Your question is very interesting in the sense that "common sense", being acquired in the social environment in which one is born, is highly dependent on positive law, and therefore no longer has any connection with what we call natural law. Natural law is a kind of fiction, thought to predate positive law, which attempts to correct natural inequalities to give all individuals equal rights (at least in a democracy). If I consider "natural law" to be a fiction, or a mythology, it's because there are no human societies without laws - written or unwritten - governing relations between individuals, and depending on the beliefs of those (usually men) who impose these laws or rules. Current "common sense", for example, consists in considering that women have rights, that children have specific rights (to be protected as children), but if you look at what's happening with children today, because of gender theory, you can see that they are not protected against this theory, and that in reality, women who base themselves on natural facts, i.e. the difference between the sexes, and the right of women to be homosexual, are very violently opposed by the proponents of gender theory. You could write a whole book on this subject! But I'm guessing some already exist. I don't know all the bibliography that exists in all the languages :-) I wish you lots of research!

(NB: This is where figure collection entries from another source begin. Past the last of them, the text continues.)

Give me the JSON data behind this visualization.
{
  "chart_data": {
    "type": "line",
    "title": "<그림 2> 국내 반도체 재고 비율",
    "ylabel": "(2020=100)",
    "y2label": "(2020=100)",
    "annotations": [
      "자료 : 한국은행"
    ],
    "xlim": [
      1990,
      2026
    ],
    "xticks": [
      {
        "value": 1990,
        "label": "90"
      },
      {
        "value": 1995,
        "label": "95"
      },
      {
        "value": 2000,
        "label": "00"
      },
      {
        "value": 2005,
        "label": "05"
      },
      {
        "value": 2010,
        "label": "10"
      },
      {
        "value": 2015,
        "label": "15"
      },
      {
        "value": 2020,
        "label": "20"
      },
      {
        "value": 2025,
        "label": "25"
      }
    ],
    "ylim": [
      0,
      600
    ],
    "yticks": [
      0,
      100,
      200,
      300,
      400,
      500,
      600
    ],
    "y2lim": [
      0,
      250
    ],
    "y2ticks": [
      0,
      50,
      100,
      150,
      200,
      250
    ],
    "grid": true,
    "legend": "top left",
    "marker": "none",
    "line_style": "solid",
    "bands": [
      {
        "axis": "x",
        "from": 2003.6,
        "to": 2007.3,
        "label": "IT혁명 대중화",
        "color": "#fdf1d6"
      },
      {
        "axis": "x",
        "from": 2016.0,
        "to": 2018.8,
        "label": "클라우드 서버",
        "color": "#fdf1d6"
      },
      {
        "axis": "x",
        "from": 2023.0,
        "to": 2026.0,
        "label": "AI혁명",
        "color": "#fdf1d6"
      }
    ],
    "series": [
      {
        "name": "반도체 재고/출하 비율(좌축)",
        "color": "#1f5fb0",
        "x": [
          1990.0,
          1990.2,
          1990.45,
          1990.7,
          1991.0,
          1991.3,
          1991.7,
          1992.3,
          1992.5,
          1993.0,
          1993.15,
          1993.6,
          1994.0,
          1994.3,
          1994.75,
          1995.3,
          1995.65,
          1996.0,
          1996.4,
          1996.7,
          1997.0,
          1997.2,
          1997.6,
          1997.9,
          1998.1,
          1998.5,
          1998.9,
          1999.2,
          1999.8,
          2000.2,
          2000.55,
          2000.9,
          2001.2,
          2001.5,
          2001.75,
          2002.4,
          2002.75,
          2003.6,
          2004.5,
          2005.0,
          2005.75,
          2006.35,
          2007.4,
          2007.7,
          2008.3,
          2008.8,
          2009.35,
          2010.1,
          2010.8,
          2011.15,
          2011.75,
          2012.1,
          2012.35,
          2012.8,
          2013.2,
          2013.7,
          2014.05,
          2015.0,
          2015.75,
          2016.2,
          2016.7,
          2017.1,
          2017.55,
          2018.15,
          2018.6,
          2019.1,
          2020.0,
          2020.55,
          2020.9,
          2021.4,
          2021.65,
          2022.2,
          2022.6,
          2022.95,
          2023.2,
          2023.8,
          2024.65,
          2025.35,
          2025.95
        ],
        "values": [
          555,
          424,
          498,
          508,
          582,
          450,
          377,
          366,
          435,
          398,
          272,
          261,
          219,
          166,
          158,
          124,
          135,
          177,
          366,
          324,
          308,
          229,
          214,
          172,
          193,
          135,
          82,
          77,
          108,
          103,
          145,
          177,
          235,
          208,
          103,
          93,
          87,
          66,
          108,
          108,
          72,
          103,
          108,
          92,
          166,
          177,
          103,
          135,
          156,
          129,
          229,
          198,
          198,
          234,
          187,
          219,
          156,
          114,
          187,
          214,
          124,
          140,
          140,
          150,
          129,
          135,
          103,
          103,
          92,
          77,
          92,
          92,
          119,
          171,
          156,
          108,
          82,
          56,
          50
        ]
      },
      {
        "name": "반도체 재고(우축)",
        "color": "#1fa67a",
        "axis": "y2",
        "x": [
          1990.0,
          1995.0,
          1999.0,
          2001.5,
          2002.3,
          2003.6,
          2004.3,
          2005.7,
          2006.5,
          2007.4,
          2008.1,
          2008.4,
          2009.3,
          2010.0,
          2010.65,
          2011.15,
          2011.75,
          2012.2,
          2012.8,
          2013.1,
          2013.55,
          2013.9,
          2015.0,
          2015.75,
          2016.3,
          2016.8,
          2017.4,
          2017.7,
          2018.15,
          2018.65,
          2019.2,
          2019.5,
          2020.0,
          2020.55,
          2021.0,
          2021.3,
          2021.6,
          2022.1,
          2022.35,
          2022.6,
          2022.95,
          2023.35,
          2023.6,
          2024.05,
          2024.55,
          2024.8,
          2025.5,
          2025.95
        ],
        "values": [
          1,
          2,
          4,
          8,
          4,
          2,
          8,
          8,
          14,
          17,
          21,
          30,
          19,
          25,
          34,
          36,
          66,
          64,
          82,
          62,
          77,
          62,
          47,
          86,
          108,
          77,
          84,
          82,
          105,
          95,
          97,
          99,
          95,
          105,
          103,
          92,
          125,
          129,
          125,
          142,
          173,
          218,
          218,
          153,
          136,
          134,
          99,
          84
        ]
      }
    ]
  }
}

Without any flight of fantasy, common sense is -ceteris paribus- an offshoot of the natural laws. Every mortal is entitled to enjoying a plethora of rights and privileges which are considered to have outdated his creation. Thomas Paine in (The Rights of Man) opines that:
"Natural rights are those which appertain to a man in right of his existence---Among this class, as is before mentioned, are all the intellectual rights, or rights of the mind: consequently, religion is one those rights".
Inferentially, where there are natural rights, there are automatically natural laws. When there are natural laws, religion should be inclusive, and when it is inclusive, it works along with impeccable experiences to build a kind of common sense that will assume a global colouration.